Bug 494889

Summary: GFS2: Turning statfs_slow on and off doesn't re-sync statfs info
Product: Red Hat Enterprise Linux 5 Reporter: Nate Straz <nstraz>
Component: kernelAssignee: Ben Marzinski <bmarzins>
Status: CLOSED WONTFIX QA Contact: Cluster QE <mspqa-list>
Severity: medium Docs Contact:
Priority: low    
Version: 5.3CC: adas, cluster-maint, mmahudha, pdemauro, rpeterso, swhiteho
Target Milestone: rc   
Target Release: ---   
Hardware: All   
OS: Linux   
Whiteboard:
Fixed In Version: Doc Type: Bug Fix
Doc Text:
Story Points: ---
Clone Of:
: 539337 (view as bug list) Environment:
Last Closed: 2010-04-20 13:09:59 UTC Type: ---
Regression: --- Mount Type: ---
Documentation: --- CRM:
Verified Versions: Category: ---
oVirt Team: --- RHEL 7.3 requirements from Atomic Host:
Cloudforms Team: --- Target Upstream Version:
Embargoed:
Bug Depends On:    
Bug Blocks: 533192    
Attachments:
Description Flags
Proposed patch none

Description Nate Straz 2009-04-08 14:40:49 UTC
Description of problem:

After hitting bug 494885, turning statfs_slow on and off doesn't resync the file system size according to statfs().


Version-Release number of selected component (if applicable):
gfs2-utils-0.1.53-1.el5_3.2
kernel-2.6.18-128.el5


How reproducible:


Steps to Reproduce:
1.
2.
3.
  
Actual results:


Expected results:


Additional info:

Comment 2 Steve Whitehouse 2009-07-31 13:15:07 UTC
Ben, is this a dup of something that you've already fixed, or is this still an issue?

Comment 3 Ben Marzinski 2009-07-31 23:07:32 UTC
I don't exactly know what to call this.  The only way I know to see the bug is with the statfs grow bug (bz494885), which is now fixed.  That being said, without the 494885 fix, once statfs is messed up, switching to statfs_slow seems like it should fix the issue, but it doesn't.

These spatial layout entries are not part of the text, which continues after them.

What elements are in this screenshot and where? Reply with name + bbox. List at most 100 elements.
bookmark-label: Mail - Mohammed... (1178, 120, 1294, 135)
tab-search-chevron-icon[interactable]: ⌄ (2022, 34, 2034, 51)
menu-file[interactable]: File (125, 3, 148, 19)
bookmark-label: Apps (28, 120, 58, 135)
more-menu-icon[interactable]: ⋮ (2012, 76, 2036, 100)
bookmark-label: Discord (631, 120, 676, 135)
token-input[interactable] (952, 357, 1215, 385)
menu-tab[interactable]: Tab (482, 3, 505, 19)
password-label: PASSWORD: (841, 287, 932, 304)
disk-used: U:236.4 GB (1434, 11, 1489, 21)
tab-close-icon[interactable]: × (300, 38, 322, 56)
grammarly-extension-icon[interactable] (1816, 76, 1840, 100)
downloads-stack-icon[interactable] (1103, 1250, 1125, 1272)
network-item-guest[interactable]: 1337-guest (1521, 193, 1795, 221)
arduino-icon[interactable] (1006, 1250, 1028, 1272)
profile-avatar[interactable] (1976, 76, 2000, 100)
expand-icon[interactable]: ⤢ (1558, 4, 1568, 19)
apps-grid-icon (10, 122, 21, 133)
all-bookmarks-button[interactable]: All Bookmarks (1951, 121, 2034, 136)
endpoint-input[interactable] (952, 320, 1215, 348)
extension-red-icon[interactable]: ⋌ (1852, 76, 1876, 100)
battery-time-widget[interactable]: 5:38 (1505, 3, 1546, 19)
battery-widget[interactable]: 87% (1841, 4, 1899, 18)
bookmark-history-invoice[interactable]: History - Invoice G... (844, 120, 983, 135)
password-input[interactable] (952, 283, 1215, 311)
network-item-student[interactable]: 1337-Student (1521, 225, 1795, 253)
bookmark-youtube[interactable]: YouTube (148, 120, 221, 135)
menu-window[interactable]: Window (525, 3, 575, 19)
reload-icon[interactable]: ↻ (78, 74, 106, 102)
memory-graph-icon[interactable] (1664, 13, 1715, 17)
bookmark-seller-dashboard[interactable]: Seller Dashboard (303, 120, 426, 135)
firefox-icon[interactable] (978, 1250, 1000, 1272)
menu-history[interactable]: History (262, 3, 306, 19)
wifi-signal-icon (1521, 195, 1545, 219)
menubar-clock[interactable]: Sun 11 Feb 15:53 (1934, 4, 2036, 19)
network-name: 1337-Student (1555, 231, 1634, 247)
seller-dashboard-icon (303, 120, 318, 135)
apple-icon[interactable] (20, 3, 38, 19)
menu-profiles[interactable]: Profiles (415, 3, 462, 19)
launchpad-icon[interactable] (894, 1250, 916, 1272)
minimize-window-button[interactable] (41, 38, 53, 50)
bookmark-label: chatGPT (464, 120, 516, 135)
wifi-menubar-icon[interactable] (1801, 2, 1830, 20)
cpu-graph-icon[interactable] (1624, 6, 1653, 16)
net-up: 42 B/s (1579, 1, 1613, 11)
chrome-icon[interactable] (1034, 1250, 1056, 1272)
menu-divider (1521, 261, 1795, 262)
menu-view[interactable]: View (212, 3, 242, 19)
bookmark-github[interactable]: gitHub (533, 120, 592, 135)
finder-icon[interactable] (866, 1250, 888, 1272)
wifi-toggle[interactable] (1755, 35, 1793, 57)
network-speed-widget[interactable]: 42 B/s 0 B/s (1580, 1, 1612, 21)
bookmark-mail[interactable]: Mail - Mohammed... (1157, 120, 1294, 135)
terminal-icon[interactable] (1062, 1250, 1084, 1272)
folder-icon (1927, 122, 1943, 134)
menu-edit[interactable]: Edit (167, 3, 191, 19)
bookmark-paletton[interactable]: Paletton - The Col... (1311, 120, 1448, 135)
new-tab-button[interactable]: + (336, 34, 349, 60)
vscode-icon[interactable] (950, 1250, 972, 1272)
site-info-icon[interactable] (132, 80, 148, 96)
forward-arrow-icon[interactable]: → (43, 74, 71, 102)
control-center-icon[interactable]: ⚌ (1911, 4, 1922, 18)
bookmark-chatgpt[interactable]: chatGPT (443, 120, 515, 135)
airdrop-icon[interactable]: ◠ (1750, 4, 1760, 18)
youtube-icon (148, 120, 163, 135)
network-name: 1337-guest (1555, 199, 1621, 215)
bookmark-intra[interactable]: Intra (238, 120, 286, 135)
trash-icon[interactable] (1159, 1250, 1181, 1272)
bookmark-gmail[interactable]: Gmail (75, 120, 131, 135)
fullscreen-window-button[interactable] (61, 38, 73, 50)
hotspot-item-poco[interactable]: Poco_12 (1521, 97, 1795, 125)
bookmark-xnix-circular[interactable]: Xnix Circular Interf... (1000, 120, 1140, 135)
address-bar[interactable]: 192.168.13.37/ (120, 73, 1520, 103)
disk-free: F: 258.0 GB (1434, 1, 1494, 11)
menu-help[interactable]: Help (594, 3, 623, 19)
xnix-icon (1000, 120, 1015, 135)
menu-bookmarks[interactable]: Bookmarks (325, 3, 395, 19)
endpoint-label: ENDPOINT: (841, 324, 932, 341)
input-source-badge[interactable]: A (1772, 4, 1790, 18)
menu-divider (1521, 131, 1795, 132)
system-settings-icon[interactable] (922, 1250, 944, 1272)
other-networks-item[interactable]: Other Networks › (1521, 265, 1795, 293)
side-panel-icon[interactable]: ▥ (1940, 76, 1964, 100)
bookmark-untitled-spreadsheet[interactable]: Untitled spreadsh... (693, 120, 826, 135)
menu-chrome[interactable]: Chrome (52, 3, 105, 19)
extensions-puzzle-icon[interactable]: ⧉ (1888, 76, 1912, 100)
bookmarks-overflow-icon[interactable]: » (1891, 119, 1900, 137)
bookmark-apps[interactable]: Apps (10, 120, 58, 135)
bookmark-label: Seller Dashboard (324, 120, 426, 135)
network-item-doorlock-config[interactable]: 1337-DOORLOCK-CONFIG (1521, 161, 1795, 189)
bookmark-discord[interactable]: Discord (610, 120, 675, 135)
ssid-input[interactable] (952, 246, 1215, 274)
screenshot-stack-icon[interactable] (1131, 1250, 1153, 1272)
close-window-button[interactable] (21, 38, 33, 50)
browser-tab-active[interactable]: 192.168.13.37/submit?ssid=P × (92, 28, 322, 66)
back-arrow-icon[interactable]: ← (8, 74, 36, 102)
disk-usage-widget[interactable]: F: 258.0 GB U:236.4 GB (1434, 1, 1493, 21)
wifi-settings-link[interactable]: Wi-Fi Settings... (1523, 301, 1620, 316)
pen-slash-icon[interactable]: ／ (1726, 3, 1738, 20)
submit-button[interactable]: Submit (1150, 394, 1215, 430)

It does change the df output, but not to the correct numbers.  If you unmount and then remount, statfs_fast is still gives the wrong numbers, but statfs_slow now gives you the correct numbers.

Comment 4 Ben Marzinski 2009-11-18 22:29:32 UTC
The more I think about this, the less possible it seems.  Things work fine with some nodes running statfs_slow, and the others running fast statfs. The problem we're trying to fix here is that if the master statfs file gets messed up, people would like turning on statfs_slow to fix it.

When we do a statfs sync, we know the calculated statfs info for the filesystem, and we know what we have changed locally. We can probably lock the statfs master file, and know what the current master file values are.  But we still don't know (and can't know as far as I can see) what part of the difference between the calculated values and current master file values is due to a bug, and what part is due to unsynced changes from other nodes.

Unless there is an unfixed statfs bug in GFS2, the difference between the calculated statfs info and the current master file values will always be due to unsynced changes from other nodes, which could get synced at any time.

I seems to me that the only good way to fix corruption of the master statfs file is offline with fsck, just like we fix other forms of filesystem corruption.  If I'm missing something, please speak up, or I'm going to mark this WONTFIX.

Comment 5 Robert Peterson 2009-11-19 21:14:46 UTC
Created attachment 372340 [details]
Proposed patch

Perhaps we should use this bugzilla record to fix fsck.gfs2 so that
it detects and fixes statfs file problems.  This patch does just that.
It was tested on system roth-01.  If this sounds reasonable, I will
take the bug and use it to push this fix to RHEL5.5.  If not, I can
open a new bugzilla for that effort.  I thought Aneesh was going to
open a bugzilla and attach his IT record to it, but that hasn't
happened yet, so I'll add him to the cc list.

Comment 7 Robert Peterson 2009-12-14 17:36:03 UTC
The patch that makes fsck.gfs2 check and fix the statfs file has
been implemented via bug #539337.

Comment 10 Robert Peterson 2010-04-20 13:09:59 UTC
As I stated in comment #7 the latest, greatest fsck.gfs2 for 5.5
checks and fixes the statfs file.  As Ben stated in comment #4,
having fsck.gfs2 do the work is much less painful than anything
we could implement in the kernel code.  Therefore, I'm closing
this as WONTFIX as per Steve's suggestion in comment #9.